Check your ground glass for focus accuracy with a lens like a 150-200 ish 5.6 wide open on a good object that will show you either back or front focus once you get the film under a loupe. Learning the basics of LF is not too hard but *really* mastering it in terms of when to use front tilt, back tilt, a little of both and how far to move your focus in or out is not so easy, it took me awhile. Of course you want to avoid high F-stops like being near or at the minimum. But then you have the scene at the lake with the mountain tops in the upper part of the photo and the flowers near the bottom. One's instinct is to peg both the flowers and mountain tops in one slick front tilt. Nope, you need to do a little front, a tiny bit of rear ( better use of lens cone for image quality purposes ) and then stop way down to get the far lakeshore or middle of the shot in focus.

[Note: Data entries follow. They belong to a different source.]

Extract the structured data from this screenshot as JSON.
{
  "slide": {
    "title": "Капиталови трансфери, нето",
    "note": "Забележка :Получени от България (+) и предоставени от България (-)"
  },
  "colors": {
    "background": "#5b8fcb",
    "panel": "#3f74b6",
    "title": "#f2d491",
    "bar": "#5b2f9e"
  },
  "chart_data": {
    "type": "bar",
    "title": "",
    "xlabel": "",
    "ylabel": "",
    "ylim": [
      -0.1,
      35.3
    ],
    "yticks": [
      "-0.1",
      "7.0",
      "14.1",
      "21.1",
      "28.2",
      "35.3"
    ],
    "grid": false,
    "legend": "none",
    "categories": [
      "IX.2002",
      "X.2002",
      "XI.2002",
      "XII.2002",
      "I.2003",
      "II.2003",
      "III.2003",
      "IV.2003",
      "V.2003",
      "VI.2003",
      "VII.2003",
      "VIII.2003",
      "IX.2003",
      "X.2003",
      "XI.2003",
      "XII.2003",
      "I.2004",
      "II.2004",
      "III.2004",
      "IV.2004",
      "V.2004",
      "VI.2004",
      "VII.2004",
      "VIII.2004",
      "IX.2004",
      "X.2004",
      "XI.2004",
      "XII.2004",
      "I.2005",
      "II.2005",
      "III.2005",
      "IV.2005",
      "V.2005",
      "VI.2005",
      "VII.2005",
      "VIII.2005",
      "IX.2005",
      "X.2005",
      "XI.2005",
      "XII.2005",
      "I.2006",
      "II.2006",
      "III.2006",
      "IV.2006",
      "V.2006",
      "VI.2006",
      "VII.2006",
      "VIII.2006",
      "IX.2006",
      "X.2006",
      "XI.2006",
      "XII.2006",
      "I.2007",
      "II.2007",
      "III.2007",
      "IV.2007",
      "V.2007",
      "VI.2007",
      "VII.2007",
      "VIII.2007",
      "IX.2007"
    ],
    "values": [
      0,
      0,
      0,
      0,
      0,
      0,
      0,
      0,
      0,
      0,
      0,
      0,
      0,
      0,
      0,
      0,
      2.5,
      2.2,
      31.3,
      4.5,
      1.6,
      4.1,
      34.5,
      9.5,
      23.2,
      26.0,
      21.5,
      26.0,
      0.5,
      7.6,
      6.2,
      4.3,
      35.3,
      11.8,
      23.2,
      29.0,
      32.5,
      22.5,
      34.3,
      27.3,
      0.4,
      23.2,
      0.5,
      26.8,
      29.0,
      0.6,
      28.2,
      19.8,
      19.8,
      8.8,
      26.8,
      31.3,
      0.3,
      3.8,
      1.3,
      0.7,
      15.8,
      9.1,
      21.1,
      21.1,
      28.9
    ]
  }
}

So you "compensate' your focus inward a bit.

And yeah....watch the swing and use a loupe.
 
Film will never see the heyday it once did and that is OK, because I doubt anyone aspires to be like everyone else, ordinary...

Film is alternative process, it is niche and it is nice to have an alternative to the world of digital everything if you are deeply rooted in your being as an artist.

First of all I think it's awesome that you've made the decision to go with your gut and with what you enjoy more, and are clearly making a success of it. All too often we do what we're expected to do, not what we want of ourselves.

Philosphical musings aside, I pulled this small quote from your post to highlight what I think about the practice of using film (this is my personal view). Digital has obviously come along and pushed film to the side. When the car was invented, people said that horses would never be used again, and instead horses became a niche for enthusiastic riders. I doubt when the flying car is invented that formula 1 or nascar has much to worry about :) And as the vinyl player has become something for the music enthusiast, I think so will film. It will always be around, one way or another.